Amid that discussion, one speaker extracted—perhaps unexpectedly—some potential optimism within the budget relating to long-run productivity growth. How did she get there?
No major disagreement arose about the economic assumptions and projections in the president’s budget (though many noted how tentative any estimate must be). Those projections showed the federal debt and deficit remaining roughly stable over the short and medium term. Still, since the debt-to-GDP ratio would remain at an all-time high since the end of World War II, some expressed concern that high levels of debt and interest costs can have negative effects.

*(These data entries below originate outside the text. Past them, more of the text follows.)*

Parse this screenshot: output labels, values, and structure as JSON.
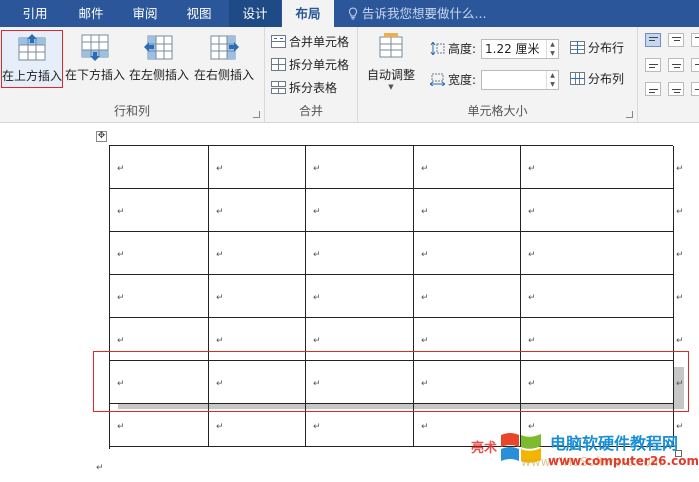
{
  "tabs": [
    {
      "label": "引用"
    },
    {
      "label": "邮件"
    },
    {
      "label": "审阅"
    },
    {
      "label": "视图"
    },
    {
      "label": "设计"
    },
    {
      "label": "布局"
    }
  ],
  "search": {
    "hint": "告诉我您想要做什么..."
  },
  "rows_cols": {
    "label": "行和列",
    "insert_above": "在上方插入",
    "insert_below": "在下方插入",
    "insert_left": "在左侧插入",
    "insert_right": "在右侧插入"
  },
  "merge": {
    "label": "合并",
    "merge_cells": "合并单元格",
    "split_cells": "拆分单元格",
    "split_table": "拆分表格"
  },
  "cell_size": {
    "label": "单元格大小",
    "autofit": "自动调整",
    "height_label": "高度:",
    "height_value": "1.22 厘米",
    "width_label": "宽度:",
    "width_value": "",
    "distribute_rows": "分布行",
    "distribute_cols": "分布列"
  },
  "table": {
    "rows": 7,
    "cols": 5,
    "selected_row": 6,
    "para_mark": "↵"
  },
  "watermark": {
    "left_text": "亮术",
    "title": "电脑软硬件教程网",
    "url": "www.computer26.com",
    "faint_url": "www.YiHuSoftware.com"
  },
  "colors": {
    "tab_bar": "#2b579a",
    "ribbon": "#f3f3f3",
    "selection_frame": "#e0282a",
    "row_highlight": "#c6c6c6"
  }
}
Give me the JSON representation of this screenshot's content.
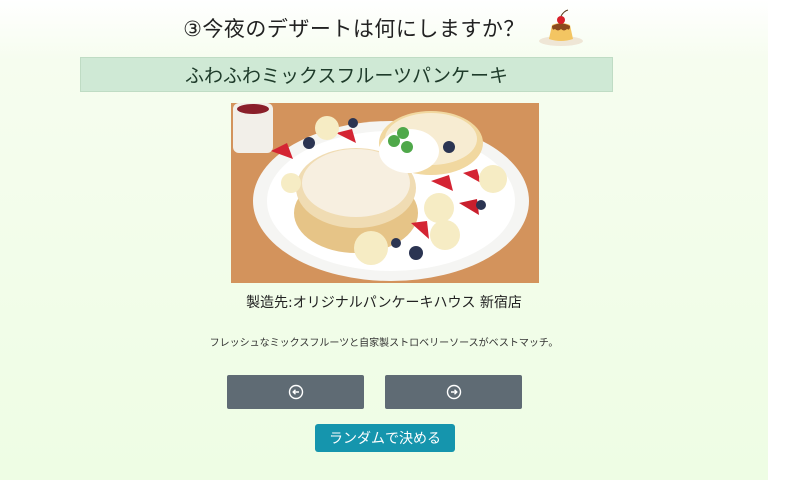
{
  "header": {
    "title": "③今夜のデザートは何にしますか？"
  },
  "dessert": {
    "name": "ふわふわミックスフルーツパンケーキ",
    "maker": "製造先:オリジナルパンケーキハウス 新宿店",
    "description": "フレッシュなミックスフルーツと自家製ストロベリーソースがベストマッチ。",
    "image_alt": "ふわふわミックスフルーツパンケーキ"
  },
  "controls": {
    "prev_icon": "arrow-left-circle-icon",
    "next_icon": "arrow-right-circle-icon",
    "random_label": "ランダムで決める"
  },
  "colors": {
    "name_bar": "#cfe9d5",
    "nav_button": "#5f6b74",
    "random_button": "#1595ad"
  }
}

For example, with a high debt ratio, we have little flexibility to respond with fiscal stimulus when another recession hits. Participants also mentioned that with non-defense discretionary spending at 50-year lows, we currently dedicate extremely high shares (as much as 90 percent) of that discretionary spending to debt interest, necessarily crowding out other investments. Over the next decade or so, the president’s budget will do little to change that balance.
However, as that speaker pointed out, many proposals offer potential for higher economic growth, a partial way out of the dilemma. Long-term debt and deficit projections are highly sensitive to modest changes in economic productivity: the amount of economic activity we generate relative to government spending.
Buried in OMB analysis of the budget proposal are charts that show that modestly different levels of economic productivity can change thelong-term outlook dramatically. Depending on whether we have low or high growth, by 2060 we could either much have higher public debt or a modest surplus.
And, as one participant said, the president’s budget includes many proposals that might ensure long-run “productivity and health growth as a way to mitigate” the long run debt-to-GDP ratio. Those policies include expanding access to pre-kindergarten and higher education for broader swaths of the population; expanding access to child care to help parents work and kids grow; and changing work incentives like the earned income tax credit, parental leave, and the minimum wage to bring workers into the labor force and raise standards of living.
If those proposals expanded productivity, they would help move the economy closer to these more optimistic growth curves in the long run, even if they do nothing this year to lower the deficit.
The question remains whether the policies would actually achieve those goals. Some speakers around the table expressed doubt, partly because other major parts of the budget—for example, entitlement spending— could be moving in the opposite direction.
But another point of optimism focused on the president’s proposals to dedicate more attention to evidence-based policy evaluation. Researchers at Urban Institute and elsewhere have already and will continue to rigorously evaluate the proposals to ensure that policymakers choose the best ones for the future health and growth of our economy and its people.